Who never took some pictures from an airplane window? It’s not possible to remain indifferent to a sea of clouds so close. And how not to be amazed by seeing our cities in miniature!? Even more beautiful when at night they look like constellations.

For the French photographer and globetrotter Karl Hab, it’s almost an obsession: every time he air travels (very often), he captures with his digital camera some beauty and sense of adventure that he feels flying to anywhere. And he has recently published his first zine about this theme: in “Window Seat Please” he has collected 10 years (2006-2016) of flights around the world, especially in Europe, Asia and the United States.

Window Seat Please - zine

Window Seat Please - zine - 001

Windo Seat Please - zine - 002

Window Seat Please - zine - 003

This first self-made and extremely limited edition (50 copies) retraces those plane trips he always wants to spend in the window seat in order to photograph skies, clouds, sunsets… and what a colours!

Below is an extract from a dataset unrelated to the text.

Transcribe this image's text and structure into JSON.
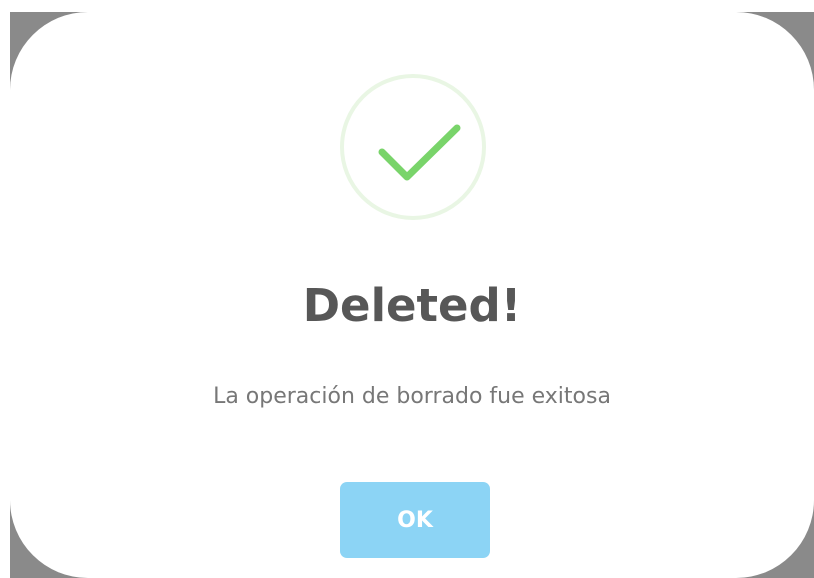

You can (try to) find the zine at Colette store or Piils boutique (in Paris) and here (at 15€). We have the feeling it’s already sold out… but you could ask for a new edition! We’ll wait for it.

You can also follow Karl Hab on Tumblr, Flickr, Instagram, Twitter.


Why – among the various security measures – are passengers also required to keep the windows shades raised during takeoff and landing? These two moments are considered the most “critical” and, in case of emergency, the airline staff must be able to easily see the external conditions to plan a possible evacuation and decide, for example, which exits to use. In addition, passengers’ eyes can be fundamental for warnings. But we suspect the real reason is another: if the beloved window seat goes to the wrong person – that one who: “No. I don’t want to see, I’m afraid!” – even his/her neighbors won’t see the Tower of Pisa so small and funny or the sky colours changing towards the horizon, increasingly blue. Luckily, thanks to the rules, this risk doesn’t exist!